MARINE CORPS LOGISTICS BASE ALBANY, Ga. -- When a Marine dies, a select group of his brothers-in-arms stand ready to honor his commitment to God, Corps and country by ensuring he receives a proper Marine Corps burial.
The burial detail performs at funerals while the color guard represents the Marine Corps during parades, ceremonies and community events.
Throughout the past two years Albany Marines have sent the color guard and burial detail on a combined 252 missions. Each was done by Marines who volunteered their time to honor those who paved the way before them.
According to Gunnery Sgt. Bari Williams, the Marine Corps is the only branch of military service to give their men and women military burials regardless of the time they served in the uniform.
"Whether they served 30 years or one day, if they were a Marine, they still rate a proper burial," said Williams.
The burial detail here consists of 14 Marines who share the responsibilities of attending funerals and serving on the color guard. According to Williams, at least twice as many Marines are needed.
"We should have about 30 Marines on stand-by," said Williams. "I commend the Marines who are on it now. They work long hours sometimes, but I have received numerous letters of thanks for their flawless performances. They really do a great job."
The members of the detail are expected to be prepared at all times because they usually have only 48 hours notice. Team members practice an hour together each week.
Marines who get involved enjoy several benefits, said Williams. They receive a set of dress blue Alphas. They are also excused from certain kinds of duty, such as the 24-hour barracks duty.
Being part of the burial detail usually involves a one-year commitment, but some Marines involvement has lasted much longer, partly because few new members join, but mainly because those who participate take a great deal of pride in the duty.
Sgt. Jolanta Krempin has been on the color guard for four years and now serves on the burial detail as well. Cpls. Sebastien Spinard and Patrick Zierke have served on the color guard and burial detail for more than two years.
"I do it because it is an honor to provide our Marines the proper military funeral they deserve for serving our nation," said Sgt. Paige Francis, who has been on the burial detail for eight months. "Every detail is different, however there is always a feeling of pride when we know that the family appreciates us being there. We learn a lot of history from the families as to how that particular Marine has served in the Marine Corps and how much he or she has influenced the life of the family."
Lance Cpl. Darrell Stewart, who has done 23 burials, said the only real drawback to being a part of the detail is that so few people have signed up that it takes a lot of time. But he added that the time is well spent.

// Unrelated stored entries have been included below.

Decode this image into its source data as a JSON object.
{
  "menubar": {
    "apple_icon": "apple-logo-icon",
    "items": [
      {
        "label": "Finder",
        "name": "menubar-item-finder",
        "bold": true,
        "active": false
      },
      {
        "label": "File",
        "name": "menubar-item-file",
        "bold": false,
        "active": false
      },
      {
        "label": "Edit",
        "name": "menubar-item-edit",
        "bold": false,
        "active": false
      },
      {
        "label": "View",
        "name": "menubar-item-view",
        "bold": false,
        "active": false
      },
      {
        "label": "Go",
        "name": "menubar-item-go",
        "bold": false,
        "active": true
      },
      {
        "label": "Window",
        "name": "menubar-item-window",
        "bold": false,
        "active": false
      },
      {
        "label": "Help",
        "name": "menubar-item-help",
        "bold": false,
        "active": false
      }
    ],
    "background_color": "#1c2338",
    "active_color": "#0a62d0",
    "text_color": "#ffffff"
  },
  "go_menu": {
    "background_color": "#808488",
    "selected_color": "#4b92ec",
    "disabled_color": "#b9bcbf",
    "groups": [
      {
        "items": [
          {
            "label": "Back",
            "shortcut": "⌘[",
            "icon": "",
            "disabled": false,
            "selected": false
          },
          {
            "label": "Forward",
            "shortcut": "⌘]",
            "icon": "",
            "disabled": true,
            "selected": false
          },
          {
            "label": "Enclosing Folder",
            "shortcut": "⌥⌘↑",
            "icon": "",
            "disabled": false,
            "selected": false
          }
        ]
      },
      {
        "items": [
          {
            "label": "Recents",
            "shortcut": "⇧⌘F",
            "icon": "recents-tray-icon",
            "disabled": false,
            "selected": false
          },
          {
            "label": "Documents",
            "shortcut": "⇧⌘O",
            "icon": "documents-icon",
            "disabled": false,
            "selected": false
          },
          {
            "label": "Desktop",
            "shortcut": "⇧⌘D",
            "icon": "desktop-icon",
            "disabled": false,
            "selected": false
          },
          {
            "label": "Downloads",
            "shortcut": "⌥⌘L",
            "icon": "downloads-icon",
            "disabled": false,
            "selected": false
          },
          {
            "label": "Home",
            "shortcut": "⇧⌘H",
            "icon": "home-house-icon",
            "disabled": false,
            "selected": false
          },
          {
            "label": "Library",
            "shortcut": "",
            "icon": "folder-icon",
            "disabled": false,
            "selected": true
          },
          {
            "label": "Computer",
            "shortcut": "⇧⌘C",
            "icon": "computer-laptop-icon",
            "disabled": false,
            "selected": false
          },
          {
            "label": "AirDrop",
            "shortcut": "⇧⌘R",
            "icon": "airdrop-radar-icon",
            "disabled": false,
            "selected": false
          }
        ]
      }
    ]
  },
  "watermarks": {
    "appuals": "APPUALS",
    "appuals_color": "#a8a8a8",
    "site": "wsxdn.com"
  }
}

"I think what we do brings some closure for some of the family members," said Stewart. "It helps them know that they are part of our [Marine Corps] family too."
As a part of the detail or color guard, Marines receive a certificate of commendation and many receive a Navy Achievement Medal for their services.
According to Francis, the color guard/burial detail is always looking for volunteers.
"If anyone is interested in becoming a part of the team, they will need to go through the proper channels (chain of command) for approval to join," said Francis.